Projekte Medizin- und Bioethik
Alles eine Frage der Autonomie? Eine qualitative Untersuchung von Forderungen nach Suizidassistenz in Deutschland
Im Februar 2020 erklärte das Bundesverfassungsgericht in einem richtungsweisenden Urteil das 2015 in Kraft getretene Verbot der geschäftsmäßigen Beihilfe zum Suizid in Deutschland für grundgesetzwidrig. Seitdem besteht ein Auftrag zur Neuregelung, um sowohl Sterbewilligen als auch Ärzt*innen und Angehörigen anderer Gesundheitsberufe Rechtssicherheit bei der Inanspruchnahme und Begleitung des assistierten Suizids zu geben. Während beispielsweise Sterbehilfevereine eine solche Liberalisierung mit Verweis auf das Selbstbestimmungsrecht der Einzelnen seit langem fordern, mahnen Akteur*innen aus Suizidprävention und Palliativversorgung vor dem Hintergrund der Komplexität und gesellschaftlichen Bedingtheit solcher Wünsche davor, diesen zu unkritisch nachzukommen. Im Rahmen unserer Forschung möchten wir die zentralen Diskurspositionen und die ihnen zugrundeliegenden Wertvorstellungen sowie das Autonomieverständnis verschiedener Akteur*innen untersuchen, die sich in der gegenwärtigen Debatte um assistierten Suizid wiederfinden.

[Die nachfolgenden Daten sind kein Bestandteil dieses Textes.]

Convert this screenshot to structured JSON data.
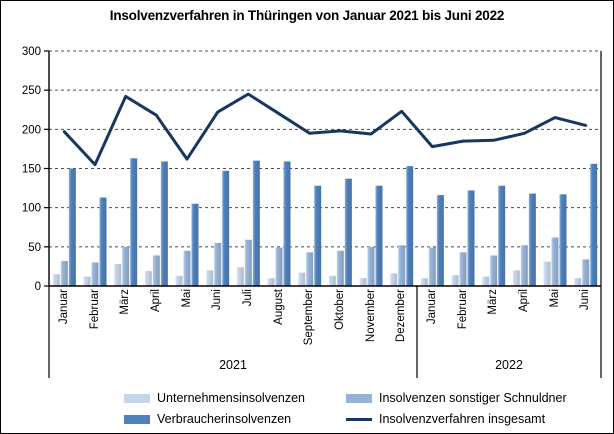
{
  "title": "Insolvenzverfahren in Thüringen von Januar 2021 bis Juni 2022",
  "chart_data": {
    "type": "bar",
    "subtype": "grouped bars with total line overlay",
    "categories": [
      "Januar",
      "Februar",
      "März",
      "April",
      "Mai",
      "Juni",
      "Juli",
      "August",
      "September",
      "Oktober",
      "November",
      "Dezember",
      "Januar",
      "Februar",
      "März",
      "April",
      "Mai",
      "Juni"
    ],
    "year_groups": [
      {
        "label": "2021",
        "months": 12
      },
      {
        "label": "2022",
        "months": 6
      }
    ],
    "series": [
      {
        "name": "Unternehmensinsolvenzen",
        "type": "bar",
        "color": "#c6d4ea",
        "values": [
          15,
          12,
          28,
          19,
          13,
          20,
          24,
          10,
          17,
          13,
          10,
          16,
          10,
          14,
          12,
          20,
          31,
          10
        ]
      },
      {
        "name": "Insolvenzen sonstiger Schnuldner",
        "type": "bar",
        "color": "#95b3d7",
        "values": [
          32,
          30,
          50,
          39,
          45,
          55,
          59,
          49,
          43,
          45,
          50,
          52,
          49,
          43,
          39,
          52,
          62,
          34
        ]
      },
      {
        "name": "Verbraucherinsolvenzen",
        "type": "bar",
        "color": "#4f81bd",
        "values": [
          150,
          113,
          163,
          159,
          105,
          147,
          160,
          159,
          128,
          137,
          128,
          153,
          116,
          122,
          128,
          118,
          117,
          156
        ]
      },
      {
        "name": "Insolvenzverfahren insgesamt",
        "type": "line",
        "color": "#17375e",
        "values": [
          197,
          155,
          242,
          218,
          162,
          222,
          245,
          220,
          195,
          198,
          194,
          223,
          178,
          185,
          186,
          195,
          215,
          205
        ]
      }
    ],
    "ylim": [
      0,
      300
    ],
    "ytick_step": 50,
    "yticks": [
      0,
      50,
      100,
      150,
      200,
      250,
      300
    ],
    "grid": "dashed-horizontal",
    "grid_color": "#4d4d4d",
    "axis_color": "#000000",
    "legend_position": "bottom"
  }
}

Dazu sollen unter anderem narrative Interviews mit Menschen geführt werden, die sich grundsätzlich vorstellen können, assistierten Suizid in Anspruch zu nehmen. Ziel ist dabei, die Bedeutung eines Sterbewunsches innerhalb der biographischen Narration einer Person und vor dem Hintergrund der ihr verbliebenen Handlungsspielräume zu verstehen.